The three basics to keep in mind if you want your work to be as good or better than the guitar's original wiring. -- Erick Coleman

In this Trade Secrets video:
  • New to soldering? The most important points, quick and easy.
  • Keeping the iron clean and tinned: that's half the battle.
  • What if the solder won't stick to the soldering iron?

Video Transcription

[Erick Coleman - Stewart-MacDonald]

Erick Coleman: Here's the perfect example of a bad soldering job. Check it out. Globs of solder, dull gray joints. See this mess right here? This is the kind of thing that can go bad over time and cause your circuit to cut out.

To get clean solder joints, you have to keep three things in mind.

Tin your iron

First, you have to tin your iron. That means melting a little bit of solder onto the tip to coat it. This seals it from corrosion and helps it transmit heat better.

Wipe the tip

Clean off any excess solder that's already on there [on-screen text reads: pro-quality soldering setup - Solomon SL-30 Soldering Station from StewMac] , you just want a thin coating.
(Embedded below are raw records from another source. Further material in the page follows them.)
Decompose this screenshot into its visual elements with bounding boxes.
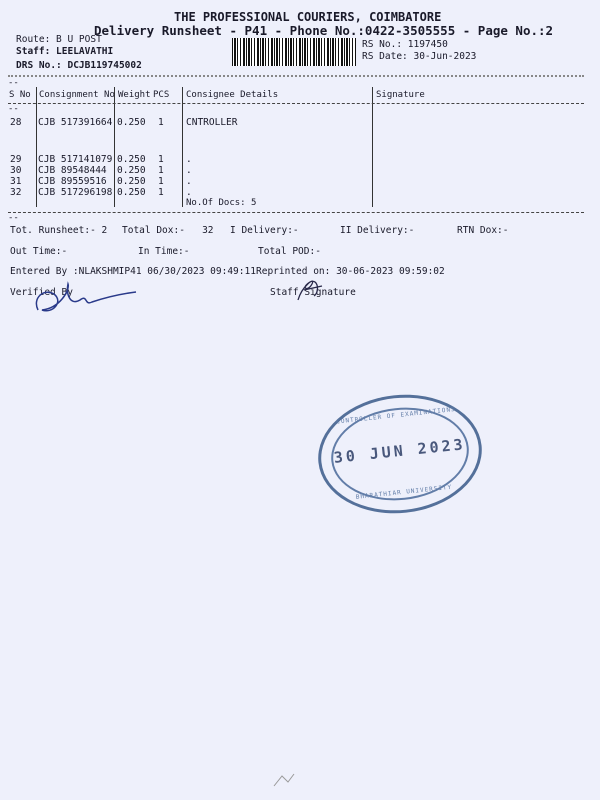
row-sno: 29 bbox=[10, 154, 22, 165]
row-weight: 0.250 bbox=[117, 165, 146, 176]
row-weight: 0.250 bbox=[117, 176, 146, 187]
col-weight: Weight bbox=[118, 90, 151, 100]
row-weight: 0.250 bbox=[117, 154, 146, 165]
row-consignee: CNTROLLER bbox=[186, 117, 238, 128]
column-divider bbox=[36, 87, 37, 207]
ii-delivery: II Delivery:- bbox=[340, 225, 415, 236]
entered-by: Entered By :NLAKSHMIP41 06/30/2023 09:49:11 bbox=[10, 266, 256, 277]
dash-mark: -- bbox=[8, 104, 19, 114]
row-consignment: CJB 517296198 bbox=[38, 187, 113, 198]
i-delivery: I Delivery:- bbox=[230, 225, 299, 236]
out-time: Out Time:- bbox=[10, 246, 68, 257]
runsheet-subtitle: Delivery Runsheet - P41 - Phone No.:0422-3505555 - Page No.:2 bbox=[94, 23, 554, 38]
dash-mark: -- bbox=[8, 78, 19, 88]
staff-signature: Staff Signature bbox=[270, 287, 356, 298]
row-pcs: 1 bbox=[158, 117, 164, 128]
no-of-docs: No.Of Docs: 5 bbox=[186, 198, 257, 208]
row-pcs: 1 bbox=[158, 154, 164, 165]
route: Route: B U POST bbox=[16, 34, 102, 45]
row-consignee: . bbox=[186, 165, 192, 176]
row-consignment: CJB 89548444 bbox=[38, 165, 107, 176]
row-consignment: CJB 89559516 bbox=[38, 176, 107, 187]
header-rule bbox=[8, 103, 584, 104]
verifier-signature bbox=[30, 280, 140, 320]
staff: Staff: LEELAVATHI bbox=[16, 46, 114, 57]
column-divider bbox=[182, 87, 183, 207]
stamp-ring-text-bottom: BHARATHIAR UNIVERSITY bbox=[355, 483, 453, 501]
row-consignment: CJB 517141079 bbox=[38, 154, 113, 165]
rtn-dox: RTN Dox:- bbox=[457, 225, 509, 236]
row-consignee: . bbox=[186, 176, 192, 187]
row-sno: 30 bbox=[10, 165, 22, 176]
row-weight: 0.250 bbox=[117, 117, 146, 128]
rs-number: RS No.: 1197450 bbox=[362, 39, 448, 50]
company-title: THE PROFESSIONAL COURIERS, COIMBATORE bbox=[174, 10, 442, 24]
row-sno: 32 bbox=[10, 187, 22, 198]
staff-signature-mark bbox=[290, 272, 330, 304]
column-divider bbox=[114, 87, 115, 207]
in-time: In Time:- bbox=[138, 246, 190, 257]
row-sno: 31 bbox=[10, 176, 22, 187]
col-consignee: Consignee Details bbox=[186, 90, 279, 100]
row-pcs: 1 bbox=[158, 187, 164, 198]
row-pcs: 1 bbox=[158, 176, 164, 187]
row-consignee: . bbox=[186, 187, 192, 198]
stamp-ring-text: CONTROLLER OF EXAMINATIONS bbox=[335, 405, 456, 426]
dash-mark: -- bbox=[8, 213, 19, 223]
rs-date: RS Date: 30-Jun-2023 bbox=[362, 51, 477, 62]
row-pcs: 1 bbox=[158, 165, 164, 176]
barcode bbox=[232, 38, 356, 66]
scan-mark bbox=[270, 770, 300, 790]
col-pcs: PCS bbox=[153, 90, 170, 100]
date-stamp bbox=[312, 387, 487, 521]
row-weight: 0.250 bbox=[117, 187, 146, 198]
col-signature: Signature bbox=[376, 90, 425, 100]
reprinted-on: Reprinted on: 30-06-2023 09:59:02 bbox=[256, 266, 445, 277]
total-pod: Total POD:- bbox=[258, 246, 321, 257]
table-rule bbox=[8, 212, 584, 213]
stamp-date: 30 JUN 2023 bbox=[332, 435, 467, 467]
tot-runsheet: Tot. Runsheet:- 2 bbox=[10, 225, 108, 236]
row-consignee: . bbox=[186, 154, 192, 165]
col-sno: S No bbox=[9, 90, 31, 100]
verified-by: Verified By bbox=[10, 287, 73, 298]
col-consignment: Consignment No bbox=[39, 90, 115, 100]
total-dox: Total Dox:- 32 bbox=[122, 225, 214, 236]
column-divider bbox=[372, 87, 373, 207]
separator bbox=[8, 75, 584, 77]
row-sno: 28 bbox=[10, 117, 22, 128]
row-consignment: CJB 517391664 bbox=[38, 117, 113, 128]
drs-number: DRS No.: DCJB119745002 bbox=[16, 60, 142, 71]
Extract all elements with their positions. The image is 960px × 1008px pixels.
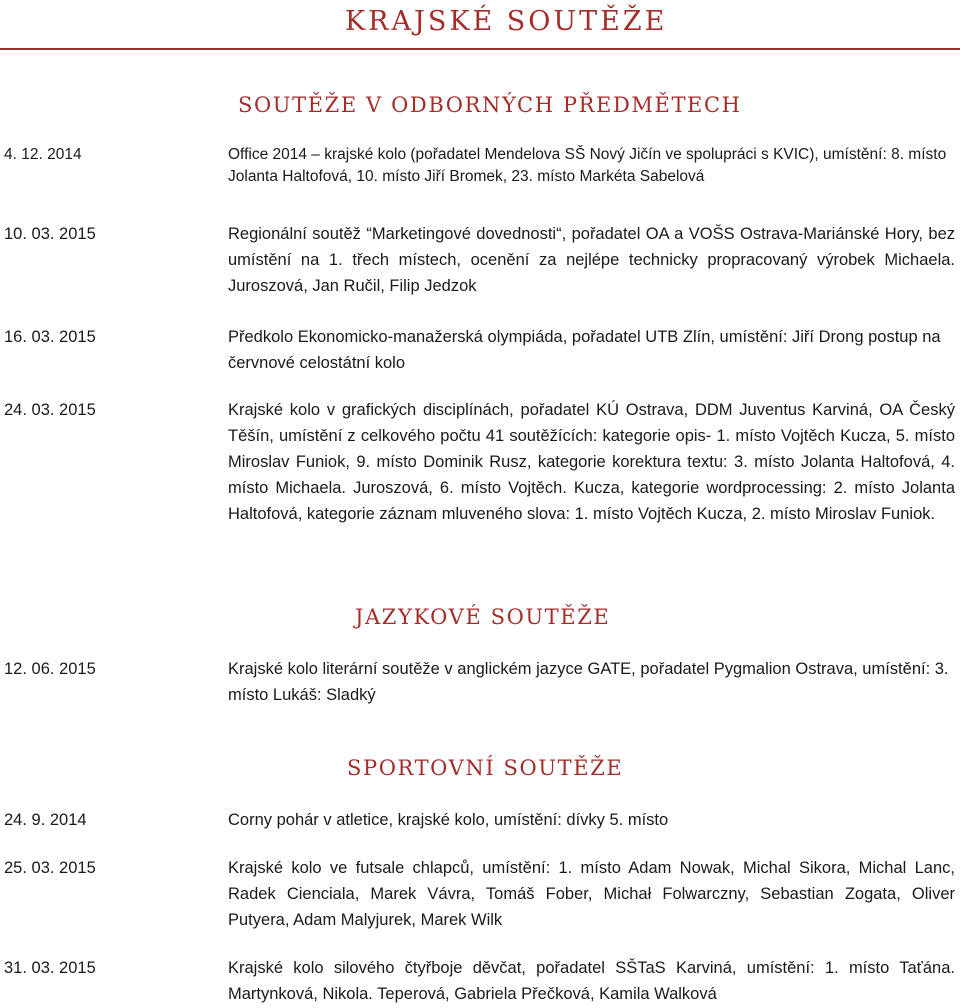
entry-text: Předkolo Ekonomicko-manažerská olympiáda, pořadatel UTB Zlín, umístění: Jiří Drong postup na červnové celostátní kolo (228, 328, 941, 372)
entry-text: Krajské kolo v grafických disciplínách, pořadatel KÚ Ostrava, DDM Juventus Karviná, OA Český Těšín, umístění z celkového počtu 41 soutěžících: kategorie opis- 1. místo Vojtěch Kucza, 5. místo Miroslav Funiok, 9. místo Dominik Rusz, kategorie korektura textu: 3. místo Jolanta Haltofová, 4. místo Michaela. Juroszová, 6. místo Vojtěch. Kucza, kategorie wordprocessing: 2. místo Jolanta Haltofová, kategorie záznam mluveného slova: 1. místo Vojtěch Kucza, 2. místo Miroslav Funiok. (228, 401, 955, 523)
section-heading-professional: SOUTĚŽE V ODBORNÝCH PŘEDMĚTECH (238, 93, 742, 117)
entry-date: 25. 03. 2015 (4, 859, 96, 877)
entry-text: Corny pohár v atletice, krajské kolo, umístění: dívky 5. místo (228, 811, 669, 829)
entry-text: Krajské kolo silového čtyřboje děvčat, pořadatel SŠTaS Karviná, umístění: 1. místo Taťána. Martynková, Nikola. Teperová, Gabriela Přečková, Kamila Walková (228, 959, 955, 1003)
entry-text: Regionální soutěž “Marketingové dovednosti“, pořadatel OA a VOŠS Ostrava-Mariánské Hory, bez umístění na 1. třech místech, ocenění za nejlépe technicky propracovaný výrobek Michaela. Juroszová, Jan Ručil, Filip Jedzok (228, 225, 955, 295)
entry-date: 24. 9. 2014 (4, 811, 87, 829)
entry-text: Krajské kolo literární soutěže v anglickém jazyce GATE, pořadatel Pygmalion Ostrava, umístění: 3. místo Lukáš: Sladký (228, 660, 949, 704)
entry-date: 10. 03. 2015 (4, 225, 96, 243)
page-header (0, 0, 960, 52)
entry-date: 16. 03. 2015 (4, 328, 96, 346)
entry-date: 24. 03. 2015 (4, 401, 96, 419)
title-divider (0, 48, 960, 50)
entry-date: 12. 06. 2015 (4, 660, 96, 678)
page-title: KRAJSKÉ SOUTĚŽE (345, 6, 668, 37)
section-heading-sports: SPORTOVNÍ SOUTĚŽE (347, 756, 624, 780)
entry-date: 4. 12. 2014 (4, 146, 82, 163)
entry-text: Office 2014 – krajské kolo (pořadatel Mendelova SŠ Nový Jičín ve spolupráci s KVIC), umístění: 8. místo Jolanta Haltofová, 10. místo Jiří Bromek, 23. místo Markéta Sabelová (228, 146, 947, 185)
entry-text: Krajské kolo ve futsale chlapců, umístění: 1. místo Adam Nowak, Michal Sikora, Michal Lanc, Radek Cienciala, Marek Vávra, Tomáš Fober, Michał Folwarczny, Sebastian Zogata, Oliver Putyera, Adam Malyjurek, Marek Wilk (228, 859, 955, 929)
entry-date: 31. 03. 2015 (4, 959, 96, 977)
section-heading-languages: JAZYKOVÉ SOUTĚŽE (355, 605, 611, 629)
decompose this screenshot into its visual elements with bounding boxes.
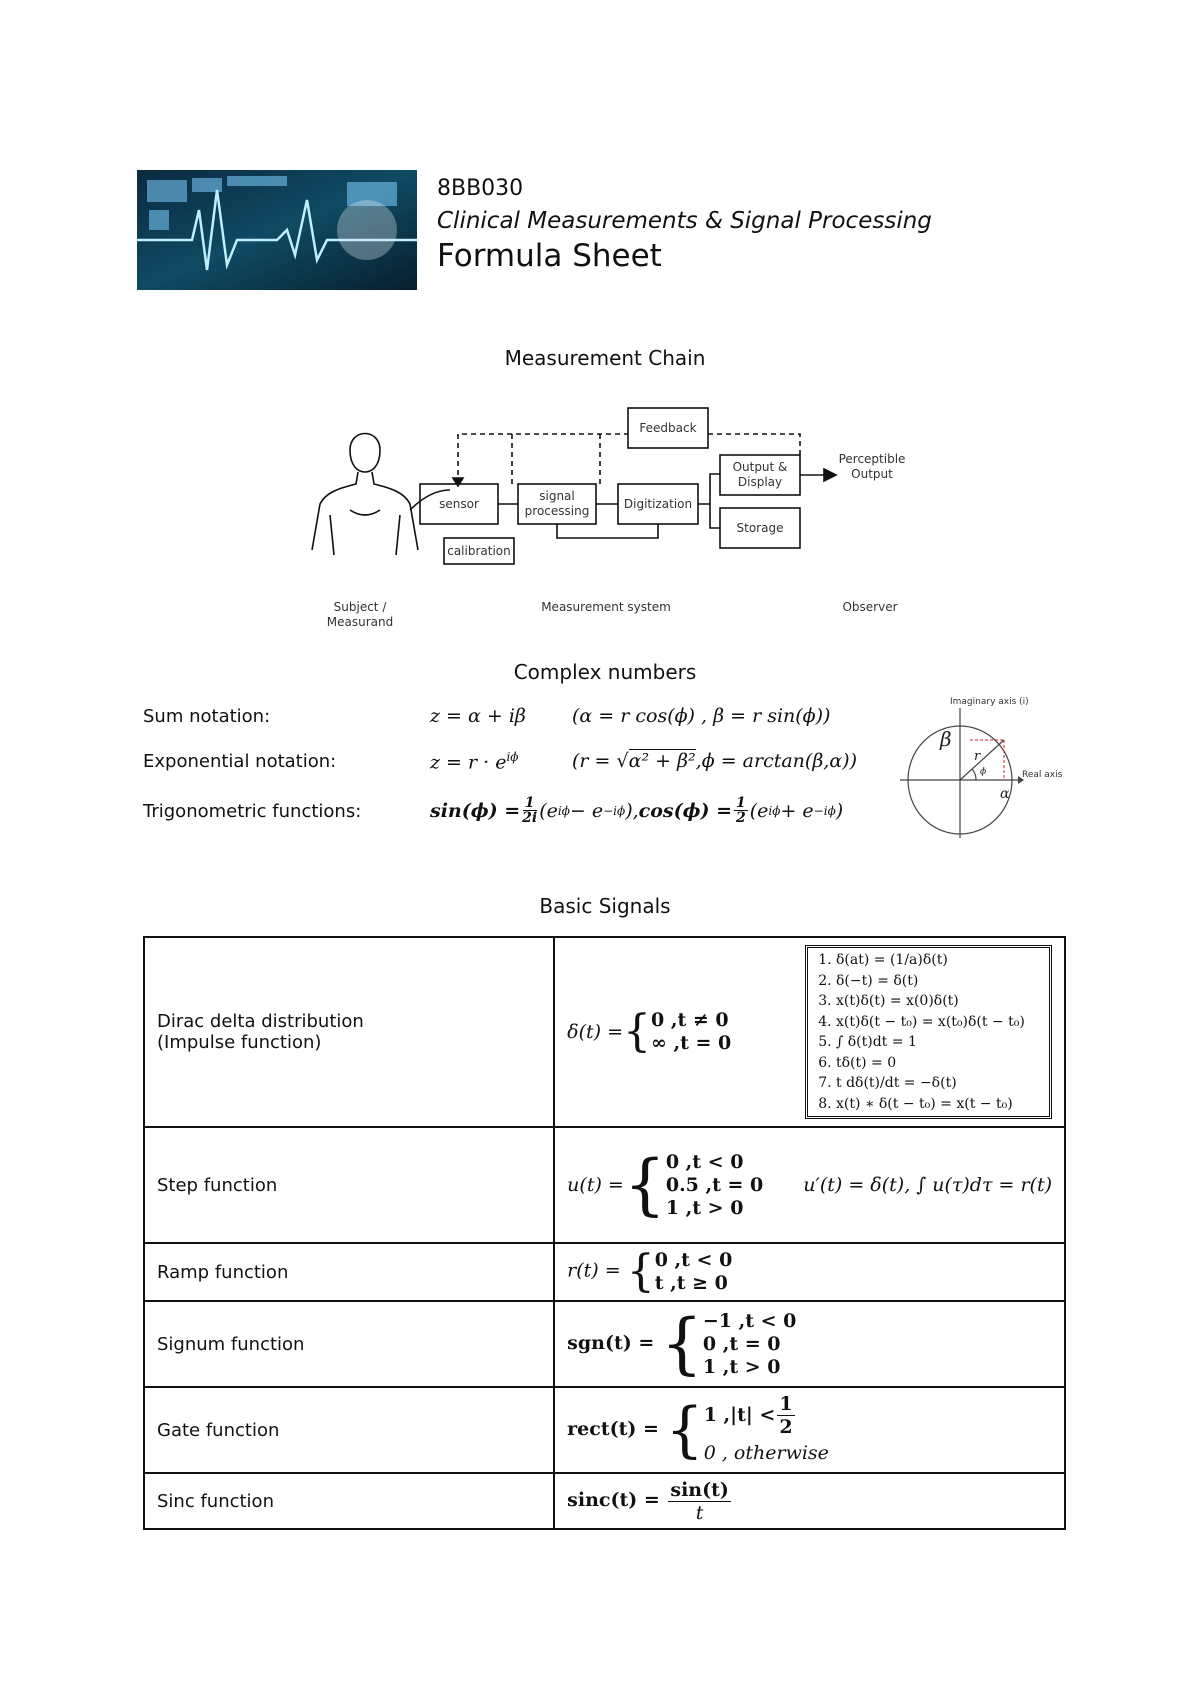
complex-numbers-title: Complex numbers [513, 660, 697, 684]
caption-observer: Observer [842, 600, 898, 614]
trig-close-cos: ) [835, 799, 844, 822]
gate-brace: { [665, 1395, 704, 1465]
exp-relation [572, 750, 857, 772]
block-feedback: Feedback [639, 421, 697, 435]
real-axis-label: Real axis [1022, 770, 1063, 780]
trig-sup-pos-2: iϕ [768, 803, 781, 818]
step-case-3: 1 ,t > 0 [665, 1196, 744, 1219]
imaginary-axis-label: Imaginary axis (i) [950, 697, 1029, 707]
frac-num-2: 1 [736, 795, 746, 811]
block-signal-processing-1: signal [539, 489, 575, 503]
block-output-2: Display [737, 475, 783, 489]
perceptible-output-1: Perceptible [838, 452, 906, 466]
trig-minus: − e [569, 799, 604, 822]
frac-den-2: 2 [736, 810, 746, 826]
cell-ramp-formula [554, 1243, 1065, 1301]
trig-functions-label: Trigonometric functions: [143, 801, 362, 822]
dirac-case-2: ∞ ,t = 0 [651, 1032, 732, 1054]
table-row-ramp [144, 1243, 1065, 1301]
complex-plane-diagram [900, 694, 1070, 840]
course-title: Clinical Measurements & Signal Processing [437, 208, 932, 234]
exp-formula-base: z = r · e [430, 751, 507, 774]
caption-subject-2: Measurand [326, 615, 394, 629]
dirac-cases [623, 1006, 732, 1057]
table-row-signum [144, 1301, 1065, 1387]
step-case-1: 0 ,t < 0 [665, 1150, 744, 1173]
signum-cases [660, 1305, 797, 1382]
cell-ramp-name: Ramp function [144, 1243, 554, 1301]
trig-cos-body: (e [749, 799, 769, 822]
cell-step-formula [554, 1127, 1065, 1243]
trig-sup-neg-1: −iϕ [603, 803, 626, 818]
cell-dirac-name [144, 937, 554, 1127]
sum-relation: (α = r cos(ϕ) , β = r sin(ϕ)) [572, 705, 831, 727]
ramp-lhs: r(t) = [567, 1259, 627, 1282]
table-row-gate [144, 1387, 1065, 1473]
gate-cases [666, 1393, 829, 1468]
dirac-property: 8. x(t) ∗ δ(t − t₀) = x(t − t₀) [836, 1094, 1041, 1115]
table-row-step [144, 1127, 1065, 1243]
measurement-chain-title: Measurement Chain [504, 346, 706, 370]
exp-relation-b: ,ϕ = arctan(β,α)) [695, 750, 858, 772]
basic-signals-title: Basic Signals [539, 894, 671, 918]
dirac-property: 4. x(t)δ(t − t₀) = x(t₀)δ(t − t₀) [836, 1012, 1041, 1033]
dirac-property: 5. ∫ δ(t)dt = 1 [836, 1032, 1041, 1053]
basic-signals-table [143, 936, 1066, 1530]
signum-case-1: −1 ,t < 0 [702, 1309, 797, 1332]
ramp-case-2: t ,t ≥ 0 [654, 1272, 728, 1294]
sinc-den: t [695, 1501, 704, 1524]
sum-formula: z = α + iβ [430, 705, 526, 727]
cell-sinc-name: Sinc function [144, 1473, 554, 1529]
cell-signum-formula [554, 1301, 1065, 1387]
exp-formula [430, 750, 519, 773]
cell-signum-name: Signum function [144, 1301, 554, 1387]
trig-sup-neg-2: −iϕ [813, 803, 836, 818]
sinc-lhs: sinc(t) = [567, 1488, 667, 1511]
ramp-cases [626, 1246, 733, 1297]
dirac-property: 3. x(t)δ(t) = x(0)δ(t) [836, 991, 1041, 1012]
block-calibration: calibration [447, 544, 511, 558]
frac-1-over-2 [734, 796, 748, 825]
cell-sinc-formula [554, 1473, 1065, 1529]
block-digitization: Digitization [623, 497, 693, 511]
dirac-name-1: Dirac delta distribution [157, 1011, 364, 1032]
dirac-case-1: 0 ,t ≠ 0 [651, 1009, 729, 1031]
trig-plus: + e [780, 799, 814, 822]
dirac-name-2: (Impulse function) [157, 1032, 322, 1053]
step-relation: u′(t) = δ(t), ∫ u(τ)dτ = r(t) [803, 1174, 1052, 1196]
trig-cos: cos(ϕ) = [638, 799, 732, 822]
phi-label: ϕ [980, 767, 987, 777]
dirac-brace: { [623, 1006, 652, 1057]
trig-sup-pos-1: iϕ [557, 803, 570, 818]
signum-lhs: sgn(t) = [567, 1331, 661, 1354]
frac-num: 1 [524, 795, 535, 811]
cell-step-name: Step function [144, 1127, 554, 1243]
block-sensor: sensor [439, 497, 479, 511]
cell-gate-name: Gate function [144, 1387, 554, 1473]
signum-case-2: 0 ,t = 0 [702, 1332, 781, 1355]
sum-notation-label: Sum notation: [143, 706, 271, 727]
caption-subject-1: Subject / [333, 600, 387, 614]
dirac-property: 6. tδ(t) = 0 [836, 1053, 1041, 1074]
dirac-property: 2. δ(−t) = δ(t) [836, 971, 1041, 992]
ramp-case-1: 0 ,t < 0 [654, 1249, 733, 1271]
signum-brace: { [660, 1305, 703, 1382]
gate-frac-den: 2 [779, 1415, 793, 1438]
banner-image [137, 170, 417, 320]
cell-gate-formula [554, 1387, 1065, 1473]
table-row-dirac [144, 937, 1065, 1127]
exp-relation-sqrt: α² + β² [628, 750, 696, 772]
alpha-label: α [1000, 786, 1010, 802]
beta-label: β [940, 727, 952, 751]
cell-dirac-formula [554, 937, 1065, 1127]
gate-lhs: rect(t) = [567, 1417, 666, 1440]
exp-relation-a: (r = [572, 750, 617, 772]
ramp-brace: { [626, 1246, 655, 1297]
frac-den: 2i [522, 810, 538, 826]
block-signal-processing-2: processing [524, 504, 590, 518]
dirac-properties-box [805, 945, 1052, 1119]
frac-1-over-2i [522, 796, 537, 825]
table-row-sinc [144, 1473, 1065, 1529]
trig-close-sin: ), [625, 799, 639, 822]
step-cases [623, 1146, 764, 1223]
gate-case-2: 0 , otherwise [703, 1441, 829, 1464]
r-label: r [974, 749, 981, 764]
perceptible-output-2: Output [851, 467, 893, 481]
block-storage: Storage [736, 521, 784, 535]
step-brace: { [623, 1146, 666, 1223]
dirac-lhs: δ(t) = [567, 1021, 624, 1043]
gate-case-1: 1 ,|t| < [703, 1404, 776, 1426]
gate-frac-num: 1 [779, 1392, 793, 1415]
sinc-frac [668, 1479, 730, 1524]
step-lhs: u(t) = [567, 1174, 624, 1196]
gate-frac [777, 1393, 794, 1438]
signum-case-3: 1 ,t > 0 [702, 1355, 781, 1378]
course-code: 8BB030 [437, 176, 524, 201]
exp-formula-sup: iϕ [506, 750, 519, 764]
trig-sin-body: (e [539, 799, 558, 822]
trig-formula [430, 796, 843, 825]
step-case-2: 0.5 ,t = 0 [665, 1173, 764, 1196]
sheet-title: Formula Sheet [437, 238, 662, 274]
sinc-num: sin(t) [670, 1478, 729, 1501]
caption-system: Measurement system [541, 600, 671, 614]
dirac-property: 1. δ(at) = (1/a)δ(t) [836, 950, 1041, 971]
dirac-property: 7. t dδ(t)/dt = −δ(t) [836, 1073, 1041, 1094]
measurement-chain-diagram [300, 400, 920, 640]
trig-sin: sin(ϕ) = [430, 799, 521, 822]
block-output-1: Output & [732, 460, 788, 474]
exponential-notation-label: Exponential notation: [143, 751, 337, 772]
sqrt-sign: √ [616, 750, 629, 772]
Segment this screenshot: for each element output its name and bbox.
And don't let it sit and heat without solder. If your iron won't take solder, it just balls up and falls off the tip, chances are you might have left it on too long. It might be time to replace that tip.

Pre-tin your parts

Pre-tin all your parts. Applying a small amount of solder to your connections helps the solder flow better when you touch it with the soldering iron. Heat the lug first and then let the solder flow over it. When wiring in delicate parts like a capacitor, you want to take precautions not to damage the parts [on-screen text reads: Find Capacitors at]. This small copper alligator clip is acting as a sink. It's going to absorb the heat before it has a chance to reach the cap.

Now I'm going to ground this braided shield to the casing. I'll usually use a Helping Hands to keep the wires in place, but if you don't have something like that, a cell phone screwdriver, a book, anything will work. A properly heated solder joint looks nice and shiny, not dull, gray and lumpy. Remember to tin your iron, keep the tip clean and pre-tin your lugs in order to get a good solder joint.